Une double soirée est programmée au Theater Freiburg : Mandafounis & Forsythe donne à voir deux pièces de ces chorégraphes, marqués par le goût de l’improvisation.
À la suite, William Forsythe et Ioannis Mandafounis présentent leurs travaux respectifs, portés par les danseurs de la Dresden Frankfurt Dance Company. Fondée et dirigée par le premier entre 2005 et 2015 – elle s’appelait alors The Forsythe Company –, le danseur américain qui a révolutionné la pratique du ballet revient travailler pour la première fois avec cet ensemble, après dix ans d’absence. Avec Undertainment, dévoilée en mai dernier, il part une nouvelle fois de l’improvisation pour construire son œuvre, usant de simples mouvements de bras, jambes ou en contre-point pour pousser les interprètes à les explorer dans leurs moindres détails et limites. Dans cette nouvelle forme, sans musique ni décor afin que l’accent reste porté sur les pas, Forsythe donne à voir l’héritage laissé à toute une génération, qui se réapproprie ses codes en cherchant à les ancrer dans la contemporanéité.

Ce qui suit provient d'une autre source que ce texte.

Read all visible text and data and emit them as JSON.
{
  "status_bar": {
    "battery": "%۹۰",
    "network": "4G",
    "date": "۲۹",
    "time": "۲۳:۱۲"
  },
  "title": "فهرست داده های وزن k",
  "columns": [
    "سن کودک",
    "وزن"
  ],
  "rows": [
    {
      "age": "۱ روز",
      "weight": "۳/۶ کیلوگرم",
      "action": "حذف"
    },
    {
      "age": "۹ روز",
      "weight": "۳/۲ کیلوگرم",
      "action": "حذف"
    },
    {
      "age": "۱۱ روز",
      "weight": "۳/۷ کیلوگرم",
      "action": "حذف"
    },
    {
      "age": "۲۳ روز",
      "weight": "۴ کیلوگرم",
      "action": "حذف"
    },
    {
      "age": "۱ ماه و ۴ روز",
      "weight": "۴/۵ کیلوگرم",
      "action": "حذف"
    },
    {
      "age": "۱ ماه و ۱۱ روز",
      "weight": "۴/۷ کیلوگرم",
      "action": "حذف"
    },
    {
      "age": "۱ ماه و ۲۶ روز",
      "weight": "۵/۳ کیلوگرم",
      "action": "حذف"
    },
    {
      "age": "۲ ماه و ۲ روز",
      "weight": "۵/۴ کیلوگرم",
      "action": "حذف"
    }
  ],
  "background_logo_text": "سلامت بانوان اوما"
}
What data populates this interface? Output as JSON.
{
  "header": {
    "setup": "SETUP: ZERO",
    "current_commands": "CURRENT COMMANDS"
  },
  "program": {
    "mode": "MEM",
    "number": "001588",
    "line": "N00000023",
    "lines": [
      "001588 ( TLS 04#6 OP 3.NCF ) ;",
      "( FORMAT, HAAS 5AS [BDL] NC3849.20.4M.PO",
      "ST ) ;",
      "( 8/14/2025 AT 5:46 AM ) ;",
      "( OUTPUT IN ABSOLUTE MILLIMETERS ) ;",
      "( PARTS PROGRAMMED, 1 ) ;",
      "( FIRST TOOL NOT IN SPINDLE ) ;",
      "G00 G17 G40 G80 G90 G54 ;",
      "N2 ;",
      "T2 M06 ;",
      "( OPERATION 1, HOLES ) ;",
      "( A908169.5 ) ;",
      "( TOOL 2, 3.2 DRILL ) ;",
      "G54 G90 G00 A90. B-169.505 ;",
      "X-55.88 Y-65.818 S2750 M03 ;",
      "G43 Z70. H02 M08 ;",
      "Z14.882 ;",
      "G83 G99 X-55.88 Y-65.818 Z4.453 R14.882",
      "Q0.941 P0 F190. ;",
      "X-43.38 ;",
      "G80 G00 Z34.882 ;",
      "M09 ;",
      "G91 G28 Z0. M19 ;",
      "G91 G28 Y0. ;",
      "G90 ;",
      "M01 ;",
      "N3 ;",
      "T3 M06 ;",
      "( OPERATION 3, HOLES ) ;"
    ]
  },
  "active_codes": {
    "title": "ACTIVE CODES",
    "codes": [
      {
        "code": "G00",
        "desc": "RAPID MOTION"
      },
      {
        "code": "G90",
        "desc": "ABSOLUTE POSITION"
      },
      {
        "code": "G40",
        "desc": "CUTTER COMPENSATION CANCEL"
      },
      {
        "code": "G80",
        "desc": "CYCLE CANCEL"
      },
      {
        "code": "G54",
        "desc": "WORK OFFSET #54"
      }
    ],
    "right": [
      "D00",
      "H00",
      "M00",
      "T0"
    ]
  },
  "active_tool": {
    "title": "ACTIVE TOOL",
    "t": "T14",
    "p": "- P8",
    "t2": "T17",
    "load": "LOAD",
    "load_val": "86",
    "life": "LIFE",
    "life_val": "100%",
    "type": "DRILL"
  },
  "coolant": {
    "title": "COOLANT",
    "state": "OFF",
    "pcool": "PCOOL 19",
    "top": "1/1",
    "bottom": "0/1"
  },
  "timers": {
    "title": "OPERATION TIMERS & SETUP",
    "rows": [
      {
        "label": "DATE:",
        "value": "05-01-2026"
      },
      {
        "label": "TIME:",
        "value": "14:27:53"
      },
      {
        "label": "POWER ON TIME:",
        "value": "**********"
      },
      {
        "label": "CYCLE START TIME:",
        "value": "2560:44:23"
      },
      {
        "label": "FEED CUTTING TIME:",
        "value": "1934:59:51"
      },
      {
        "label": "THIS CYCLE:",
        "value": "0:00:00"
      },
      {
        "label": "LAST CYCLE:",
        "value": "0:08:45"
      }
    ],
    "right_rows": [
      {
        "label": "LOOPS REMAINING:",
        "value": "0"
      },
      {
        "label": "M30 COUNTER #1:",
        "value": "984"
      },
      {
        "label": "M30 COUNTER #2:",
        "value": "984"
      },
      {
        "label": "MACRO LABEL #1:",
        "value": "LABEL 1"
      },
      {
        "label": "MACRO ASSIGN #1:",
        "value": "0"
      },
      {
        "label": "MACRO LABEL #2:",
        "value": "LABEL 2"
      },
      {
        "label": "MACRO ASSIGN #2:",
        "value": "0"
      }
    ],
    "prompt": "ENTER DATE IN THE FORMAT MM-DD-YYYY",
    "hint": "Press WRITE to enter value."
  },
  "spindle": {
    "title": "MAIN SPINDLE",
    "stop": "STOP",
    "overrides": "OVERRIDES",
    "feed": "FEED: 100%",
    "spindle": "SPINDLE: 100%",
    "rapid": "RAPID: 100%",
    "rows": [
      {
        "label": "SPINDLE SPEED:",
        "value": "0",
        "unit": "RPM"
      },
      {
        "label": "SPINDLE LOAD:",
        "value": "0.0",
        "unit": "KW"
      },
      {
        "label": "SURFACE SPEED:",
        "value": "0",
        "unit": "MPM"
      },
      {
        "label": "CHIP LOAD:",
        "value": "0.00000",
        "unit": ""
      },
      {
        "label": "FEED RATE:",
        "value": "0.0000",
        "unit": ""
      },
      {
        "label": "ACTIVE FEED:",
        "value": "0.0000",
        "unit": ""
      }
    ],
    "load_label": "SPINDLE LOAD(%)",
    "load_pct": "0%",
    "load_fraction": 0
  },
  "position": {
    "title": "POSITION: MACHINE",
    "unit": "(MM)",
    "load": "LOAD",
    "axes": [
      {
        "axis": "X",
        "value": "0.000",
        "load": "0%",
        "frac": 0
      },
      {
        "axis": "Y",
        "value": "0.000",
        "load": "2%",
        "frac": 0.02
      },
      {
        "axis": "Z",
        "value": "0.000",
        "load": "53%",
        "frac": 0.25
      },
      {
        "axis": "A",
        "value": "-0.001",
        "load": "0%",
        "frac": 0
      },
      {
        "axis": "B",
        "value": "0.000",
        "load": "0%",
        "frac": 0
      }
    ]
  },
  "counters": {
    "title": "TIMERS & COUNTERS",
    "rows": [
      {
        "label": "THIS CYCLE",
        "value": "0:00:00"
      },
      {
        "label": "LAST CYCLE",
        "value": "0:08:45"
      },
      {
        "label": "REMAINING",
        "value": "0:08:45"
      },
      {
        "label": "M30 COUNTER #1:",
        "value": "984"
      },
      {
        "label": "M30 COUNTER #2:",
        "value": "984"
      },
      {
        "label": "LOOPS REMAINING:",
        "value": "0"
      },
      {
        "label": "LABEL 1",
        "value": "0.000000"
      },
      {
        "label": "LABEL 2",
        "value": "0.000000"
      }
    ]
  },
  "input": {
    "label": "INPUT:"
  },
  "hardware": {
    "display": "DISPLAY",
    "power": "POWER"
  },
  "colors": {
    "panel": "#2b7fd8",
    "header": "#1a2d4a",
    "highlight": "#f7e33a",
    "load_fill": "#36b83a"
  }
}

De son côté, Ioannis Mandafounis, ancien danseur de la Dresden Frankfurt Dance Company devenu son directeur artistique, livre Lisa (2024), projet fortement inspiré par l’imprévisibilité forsythienne. Sur scène, une poignée d’artistes apprêtés de tenues très thirties – chemisier rouge à pois blancs, motifs Vichy, pantalons à bretelles… – entrent et sortent du plateau à leur guise, générant une chorégraphie soudaine et imprédictible. Évoluant sur le poème What shall I do with this body they gave me d’Ossip Mandelstam (1891-1938), déclamé tantôt en russe, en allemand ou en anglais, la troupe donne corps aux vers, se questionnant sur ce qu’il faudrait faire de son propre corps : un parallèle parfait avec le jeu chorégraphique se met donc en place, puisque l’autonomie laissée à chaque danseur affecte nécessairement la composition entière. Entre le piano, où un musicien reprend en direct les Nocturnes de Fauré, et une rampe de skate park lui permettant de configurer des interactions en hauteur, l’équipe arrange d’autres rencontres à la finalité souvent insoupçonnée, un duo se transformant subitement en une collégiale, avant qu’un individu ne décide de s’en extraire pour performer en solo, puis disparaître. Malgré des notes de piano douces et posées, le groupe enchaîne des pas vifs et effrénés, entre extensions de bras et de jambes typiquement issus du schéma classique et glissements au sol plus urbains, créant un formidable contrepoint qui renforce l’hybridité des genres chère à William Forsythe, irriguant l’œuvre de Ioannis Mandafounis de divers clins d’œil.